I know I’m in the habit of writing Proust-length posts but today, I won’t. I can’t. It isn’t that I don’t have a lot on my mind, a lot to share. I could write chapters on the time I got to spend with Trey Pennington these past few years. I could sit here and tell you how much respect I had for the guy and how much I liked him – genuinely liked him – like when you meet someone for the first time and you instantly know you’re going to be friends for life. I could tell you about all of the Social Media Clubs he started all over the South East, about all of the lives and careers he touched all over the world, about the selfless work he did behind the scenes that no one knew about, that he never sought to take credit for. I could tell you about the rat-hole of a hotel he and I accidentally stayed in on one of our trips to London, and in a spectacular turn of fortune, the conversations about life and love and the future he and I had a year later, stretching late into the night in the warm heart of Dartmoor’s luxurious Bovey Castle. I could tell you so many anecdotes about Trey, about his infectious “aw shucks” southern charm, his gentlemanly disposition, his generous heart and the infinite kindness of his spirit. Hanging out with Trey, you got to glimpse a side of humanity that we seldom see anymore. He was the most caring and unselfish individual I have ever met. There was a pure, innocent quality about him that, once glimpsed, inspired you to be a better, kinder, gentler man. There was only one Trey, and now he’s gone.

So… my heart just isn’t in it today. I’ll never again hear the distinctive timbre of Trey’s voice reach for me across a crowded room. We’ll never again run into each other half-way across the world and joke about how, although we live less than five miles from each other, we only see each other overseas. We’ll never again clink glasses and quietly sip perfectly aged Grand Marnier in the world’s most out-of-the-way pubs and random hotel bars. And now we’ll never have that coffee he and I always planned on having. I always thought I was too busy. I always put it off. If there isn’t a lesson here, I don’t know what else to tell you.

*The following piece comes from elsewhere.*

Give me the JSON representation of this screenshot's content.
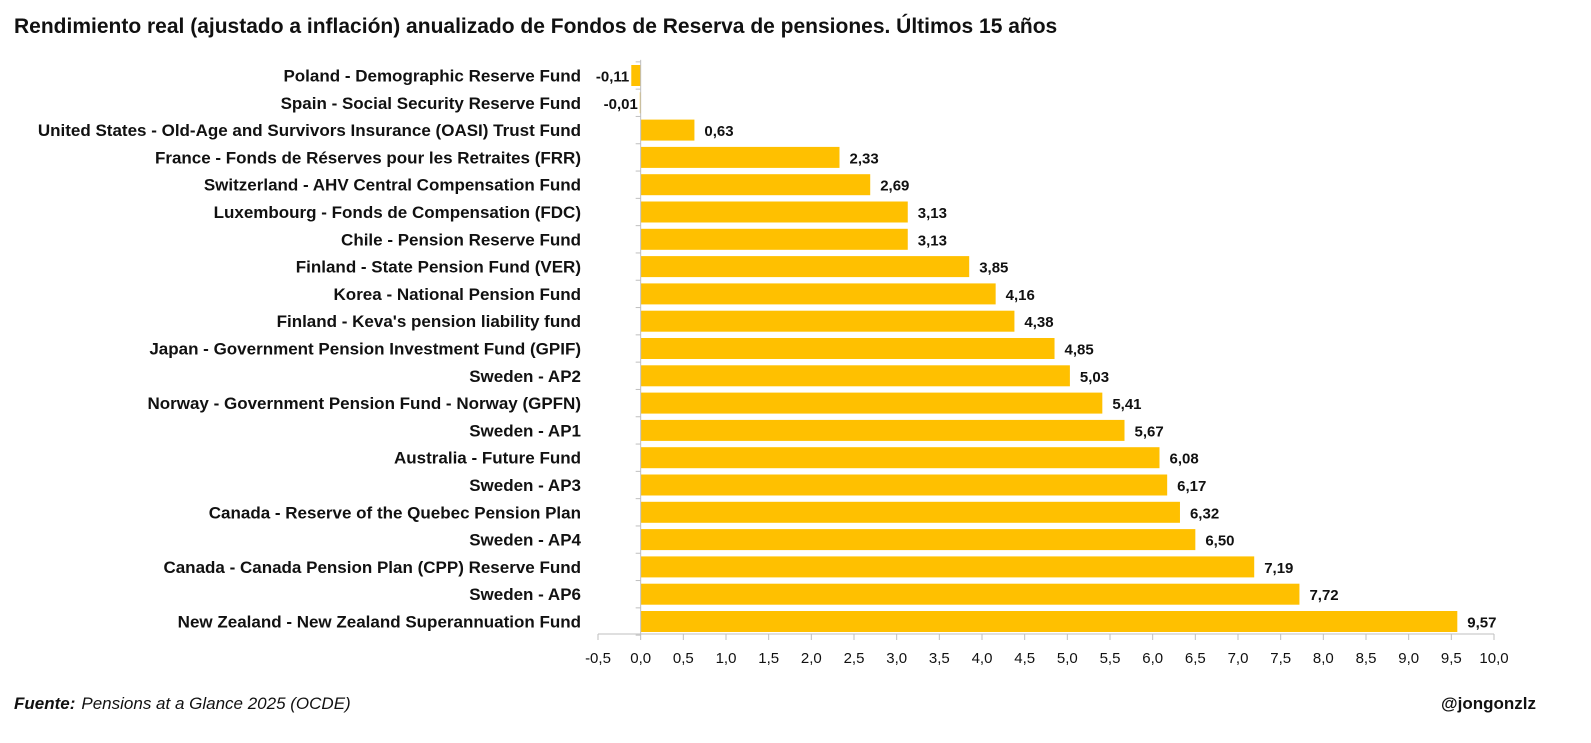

I could go on and tell you that the world was better with Trey in it, that we needed more of him, not less, that he should have made a great CMO, the perfect marketing professor, a golden mentor for an entire new generation of marketing and business professionals, but so what. All I know is that he was my friend, and now he’s gone. Gone. Forever. No rewinding the tape. No turning back the clock. No re-do. Gone. I couldn’t have given two shits if he had been a janitor or a fry cook instead of an international speaker. I never knew how many twitter followers he had or how many friends on Facebook or how much klout he had. None of it ever mattered to me. I just liked hanging out with him. I liked talking shop with him. I liked to hear him laugh at my stupid dick jokes. I am heartbroken. Completely, utterly heartbroken.

Guys like him don’t grow on trees. He was the only Trey Pennington, and now he’s gone, and that’s it. I feel like someone just hit me in the stomach with a cricket bat, and writing post really isn’t helping, so here are some pictures I found of Trey, stuff I shot or that other people snapped with my camera. This is how I knew him.  This was the world we shared. Aside from the memories and the record of his blog and Facebook page and Twitter account, this is all that’s left.

Godspeed, buddy. I miss you already.